Summary of methods and improved data quality from genotype and variant filters. A) Left panel illustrates the standard filtering method (left side) compared to the proposed genotype and variant filtering method (right side) for sequencing data. Right panel illustrates the method used for genotype and variant filtering of imputed data. The quality metrics resulting from standard filtering (blue box), proposed genotype and variant filters (orange boxes), and a combination of these methods (green box) are compared to the quality of the unfiltered data (grey boxes). B) Quantitative comparisons of quality improvement are depicted for both sequencing and imputation filters at both genotype (% of discordant genotypes removed and % concordance) and variant (Ti/Tv and R²) levels.

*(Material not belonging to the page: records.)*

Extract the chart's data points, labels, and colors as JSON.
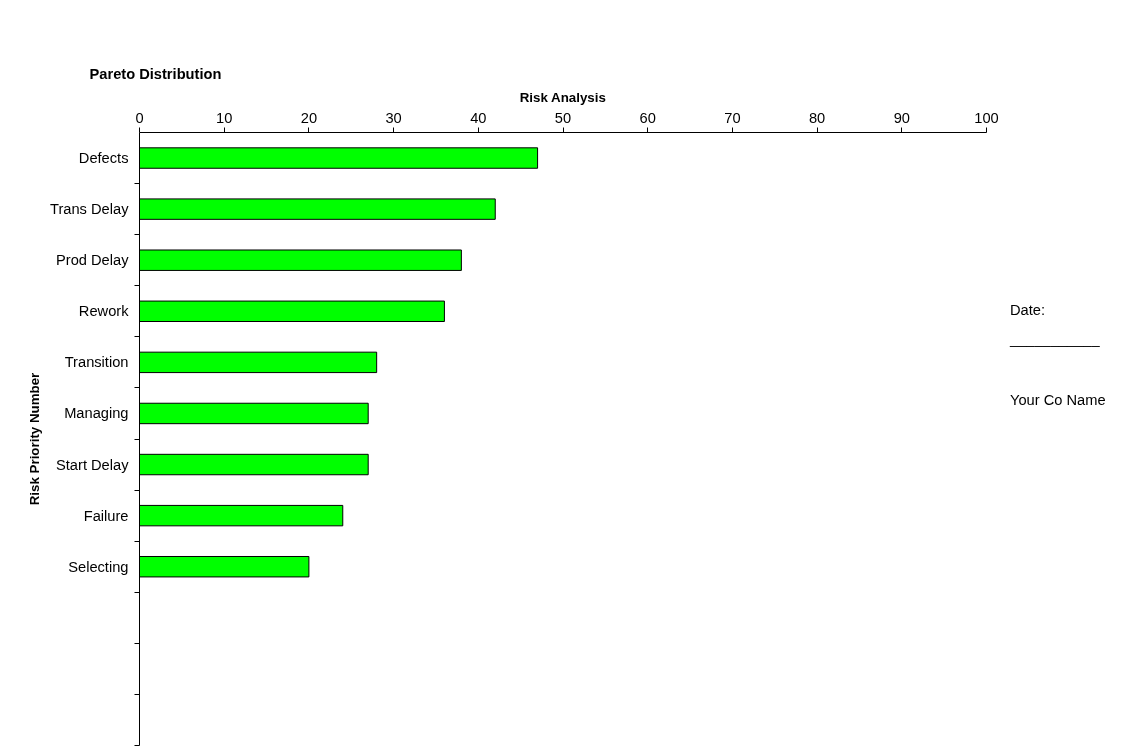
{
  "chart_data": {
    "type": "bar",
    "orientation": "horizontal",
    "title": "Pareto Distribution",
    "xlabel": "Risk Analysis",
    "ylabel": "Risk Priority Number",
    "categories": [
      "Defects",
      "Trans Delay",
      "Prod Delay",
      "Rework",
      "Transition",
      "Managing",
      "Start Delay",
      "Failure",
      "Selecting",
      null,
      null,
      null
    ],
    "values": [
      47,
      42,
      38,
      36,
      28,
      27,
      27,
      24,
      20,
      null,
      null,
      null
    ],
    "color": "#00ff00",
    "xlim": [
      0,
      100
    ],
    "xticks": [
      0,
      10,
      20,
      30,
      40,
      50,
      60,
      70,
      80,
      90,
      100
    ],
    "grid": false,
    "annotations": [
      "Date:",
      "___________",
      "Your Co Name"
    ]
  }
}
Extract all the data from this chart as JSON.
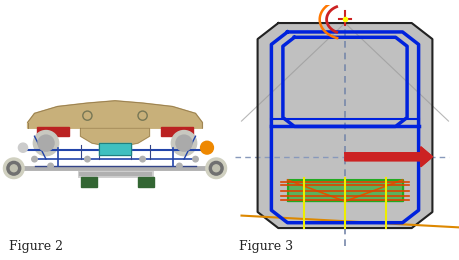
{
  "fig_width": 4.6,
  "fig_height": 2.6,
  "dpi": 100,
  "bg_color": "#ffffff",
  "fig2_label": "Figure 2",
  "fig3_label": "Figure 3",
  "label_fontsize": 9,
  "fig3_bg": "#bbbbbb"
}
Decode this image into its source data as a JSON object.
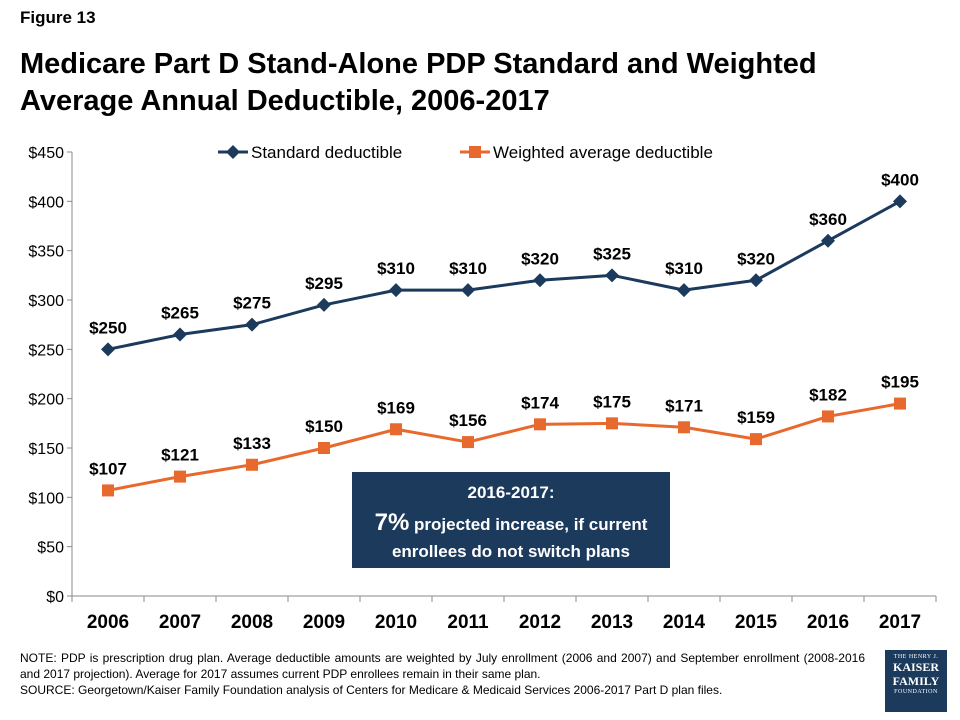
{
  "figure_label": "Figure 13",
  "title": "Medicare Part D Stand-Alone PDP Standard and Weighted Average Annual Deductible, 2006-2017",
  "callout": {
    "line1": "2016-2017:",
    "big": "7%",
    "line2_rest": " projected increase, if current",
    "line3": "enrollees do not switch plans"
  },
  "footnote": {
    "note": "NOTE: PDP is prescription drug plan. Average deductible amounts are weighted by July enrollment (2006 and 2007) and September enrollment (2008-2016 and 2017 projection). Average for 2017 assumes current PDP enrollees remain in their same plan.",
    "source": "SOURCE: Georgetown/Kaiser Family Foundation analysis of Centers for Medicare & Medicaid Services 2006-2017 Part D plan files."
  },
  "logo": {
    "line1": "THE HENRY J.",
    "line2": "KAISER",
    "line3": "FAMILY",
    "line4": "FOUNDATION"
  },
  "colors": {
    "standard": "#1b3a5c",
    "weighted": "#e8692d",
    "callout_bg": "#1b3a5c"
  },
  "chart_data": {
    "type": "line",
    "categories": [
      "2006",
      "2007",
      "2008",
      "2009",
      "2010",
      "2011",
      "2012",
      "2013",
      "2014",
      "2015",
      "2016",
      "2017"
    ],
    "series": [
      {
        "name": "Standard deductible",
        "marker": "diamond",
        "values": [
          250,
          265,
          275,
          295,
          310,
          310,
          320,
          325,
          310,
          320,
          360,
          400
        ]
      },
      {
        "name": "Weighted average deductible",
        "marker": "square",
        "values": [
          107,
          121,
          133,
          150,
          169,
          156,
          174,
          175,
          171,
          159,
          182,
          195
        ]
      }
    ],
    "ylim": [
      0,
      450
    ],
    "yticks": [
      0,
      50,
      100,
      150,
      200,
      250,
      300,
      350,
      400,
      450
    ],
    "ytick_labels": [
      "$0",
      "$50",
      "$100",
      "$150",
      "$200",
      "$250",
      "$300",
      "$350",
      "$400",
      "$450"
    ],
    "data_label_prefix": "$",
    "legend": "top-center",
    "grid": false
  }
}
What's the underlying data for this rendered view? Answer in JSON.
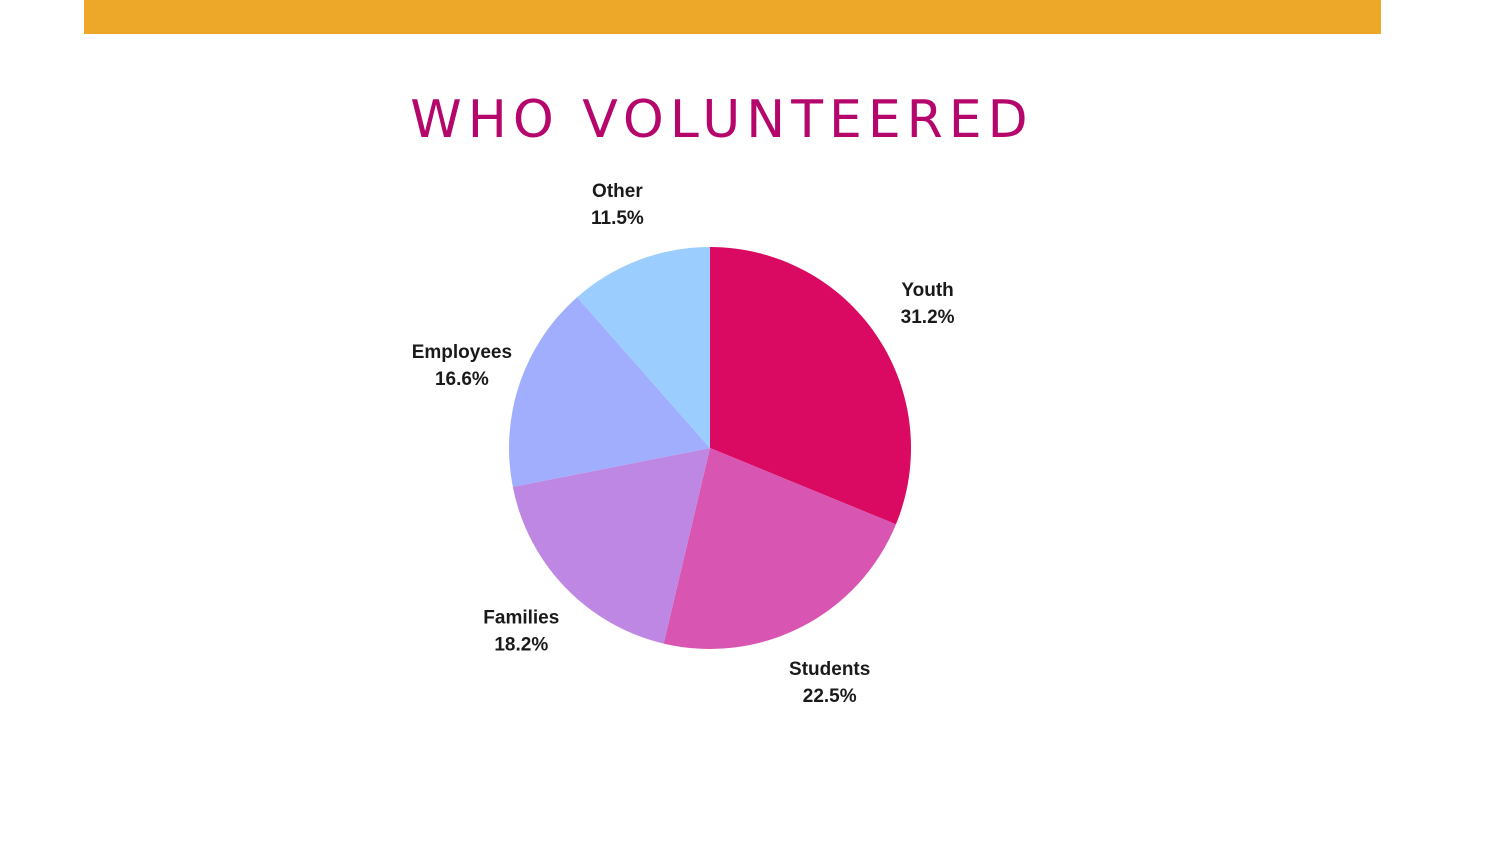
{
  "colors": {
    "top_bar": "#EDA829",
    "title": "#B5076B"
  },
  "chart_data": {
    "type": "pie",
    "title": "WHO VOLUNTEERED",
    "slices": [
      {
        "label": "Youth",
        "value": 31.2,
        "display": "31.2%",
        "color": "#DA0961"
      },
      {
        "label": "Students",
        "value": 22.5,
        "display": "22.5%",
        "color": "#D855B2"
      },
      {
        "label": "Families",
        "value": 18.2,
        "display": "18.2%",
        "color": "#BE87E4"
      },
      {
        "label": "Employees",
        "value": 16.6,
        "display": "16.6%",
        "color": "#A0AEFD"
      },
      {
        "label": "Other",
        "value": 11.5,
        "display": "11.5%",
        "color": "#9BCEFF"
      }
    ],
    "start_angle": "12 o'clock",
    "direction": "clockwise",
    "legend": "none"
  }
}
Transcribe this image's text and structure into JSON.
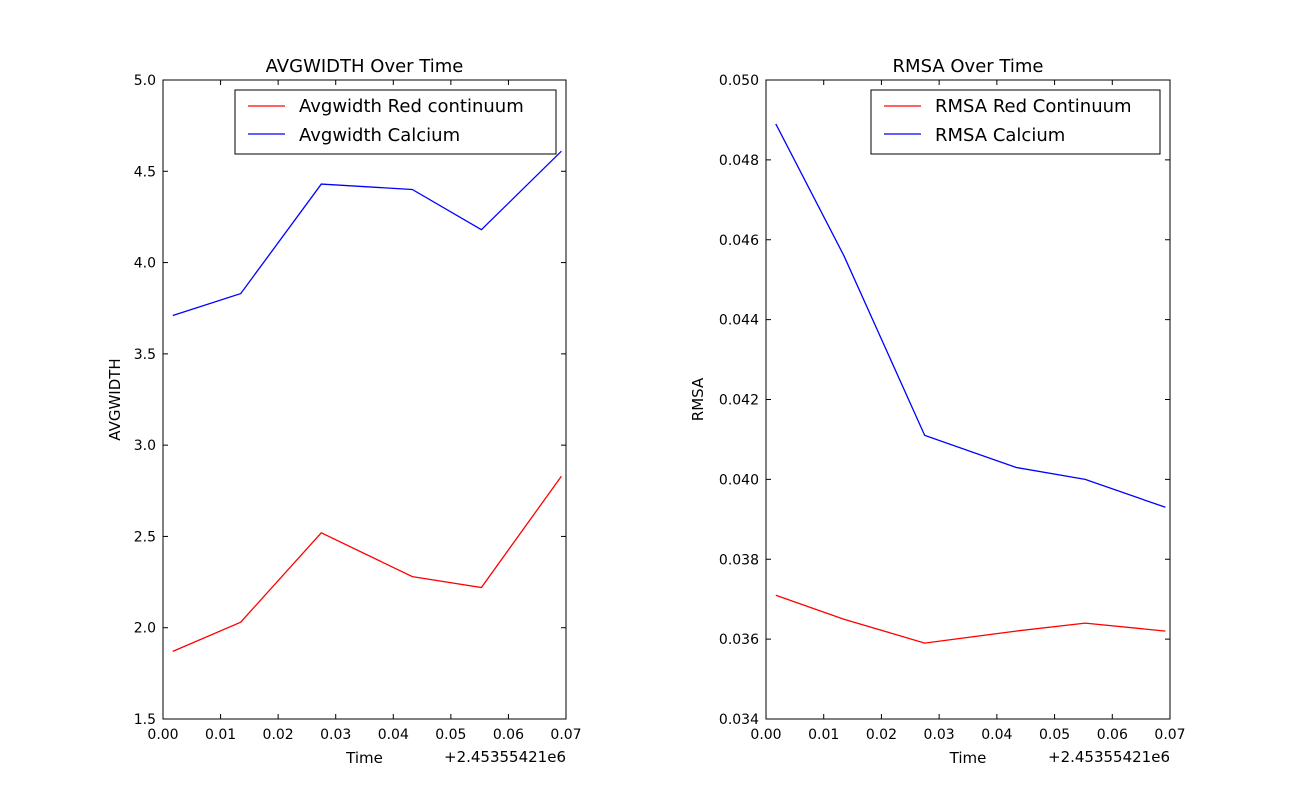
{
  "chart_data": [
    {
      "type": "line",
      "title": "AVGWIDTH Over Time",
      "xlabel": "Time",
      "ylabel": "AVGWIDTH",
      "x_offset_label": "+2.45355421e6",
      "xlim": [
        0.0,
        0.07
      ],
      "ylim": [
        1.5,
        5.0
      ],
      "x_ticks": [
        "0.00",
        "0.01",
        "0.02",
        "0.03",
        "0.04",
        "0.05",
        "0.06",
        "0.07"
      ],
      "y_ticks": [
        "1.5",
        "2.0",
        "2.5",
        "3.0",
        "3.5",
        "4.0",
        "4.5",
        "5.0"
      ],
      "legend_position": "top-right",
      "grid": false,
      "series": [
        {
          "name": "Avgwidth Red continuum",
          "color": "#ff0000",
          "x": [
            0.0017,
            0.0135,
            0.0275,
            0.0433,
            0.0553,
            0.0692
          ],
          "y": [
            1.87,
            2.03,
            2.52,
            2.28,
            2.22,
            2.83
          ]
        },
        {
          "name": "Avgwidth Calcium",
          "color": "#0000ff",
          "x": [
            0.0017,
            0.0135,
            0.0275,
            0.0433,
            0.0553,
            0.0692
          ],
          "y": [
            3.71,
            3.83,
            4.43,
            4.4,
            4.18,
            4.61
          ]
        }
      ]
    },
    {
      "type": "line",
      "title": "RMSA Over Time",
      "xlabel": "Time",
      "ylabel": "RMSA",
      "x_offset_label": "+2.45355421e6",
      "xlim": [
        0.0,
        0.07
      ],
      "ylim": [
        0.034,
        0.05
      ],
      "x_ticks": [
        "0.00",
        "0.01",
        "0.02",
        "0.03",
        "0.04",
        "0.05",
        "0.06",
        "0.07"
      ],
      "y_ticks": [
        "0.034",
        "0.036",
        "0.038",
        "0.040",
        "0.042",
        "0.044",
        "0.046",
        "0.048",
        "0.050"
      ],
      "legend_position": "top-right",
      "grid": false,
      "series": [
        {
          "name": "RMSA Red Continuum",
          "color": "#ff0000",
          "x": [
            0.0017,
            0.0135,
            0.0275,
            0.0433,
            0.0553,
            0.0692
          ],
          "y": [
            0.0371,
            0.0365,
            0.0359,
            0.0362,
            0.0364,
            0.0362
          ]
        },
        {
          "name": "RMSA Calcium",
          "color": "#0000ff",
          "x": [
            0.0017,
            0.0135,
            0.0275,
            0.0433,
            0.0553,
            0.0692
          ],
          "y": [
            0.0489,
            0.0456,
            0.0411,
            0.0403,
            0.04,
            0.0393
          ]
        }
      ]
    }
  ]
}
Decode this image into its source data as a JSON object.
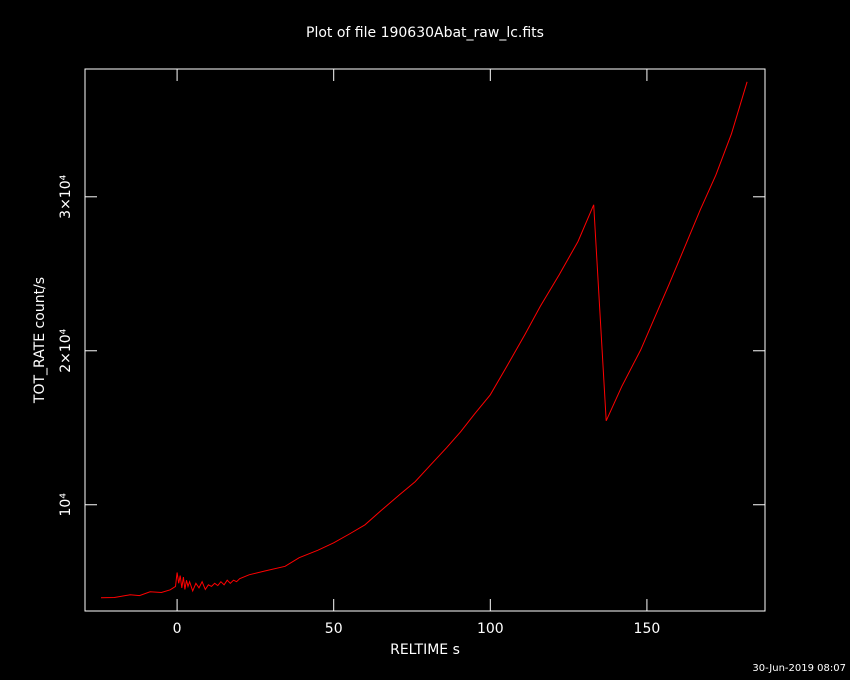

Box colors match the boxes in A).

Figure 2

Improved concordance, sensitivity and specificity of WES data using genotype filters. Plots illustrate the non-reference concordance and sensitivity versus specificity between array and sequencing genotypes for 10 samples. A) The percent of non-reference discordant calls removed is plotted versus the percent of non-reference concordant calls retained at increasing quality thresholds. B) Sensitivity versus specificity is plotted at increasing quality thresholds. For A) and B), blue line represents changing DP thresholds and the red line represents change GQ thresholds. Chosen filter thresholds (DP ≥ 8 and GQ ≥ 20) are indicated by points on these lines. C) Summarizes the effect that the chosen genotype filters (both DP and GQ) have on non-reference concordant and discordant genotype calls with and without the VQSR filter.

Figure 3

Improved Ti/Tv ratios in WES data using variant filters. Plots illustrate Ti/Tv improvement at different thresholds of A) average GQ and B) call rate. In these plots, Ti/Tv ratios (blue) for novel (dotted line), known (dashed line) and true (solid line) variants are juxtaposed against the drop in sensitivity (red) as the variant filtering thresholds increase. Chosen thresholds are show by the red dashed lines. C) The Ti/Tv improvement after each of the variant filtering steps is summarized. In addition, the result from an alternative filtering order, where VQSR is applied prior to the combined variant filters, is also displayed (green circle). *Combined filters refers to HWE, average GQ and call rate filters applied together.

Figure 4

Applying a GQ filter improves the quality of imputation results from WES data. Plots illustrate data quality improvement seen after applying GQ threshold. A) Plots the average concordance (blue line) improvement between array and sequencing genotypes for 10 samples as the GQ threshold increases. Coupled with this concordance improvement is the average percent of genotypes that remain (red line) with GQ values above that threshold. B) At the GQ > 20 threshold, this plot shows that variants removed (blue) due to loss of all genotypes have generally lower quality (as measured by R²) compared to variants containing at least one genotype (red). Mean values for each distribution are shown by the dotted lines.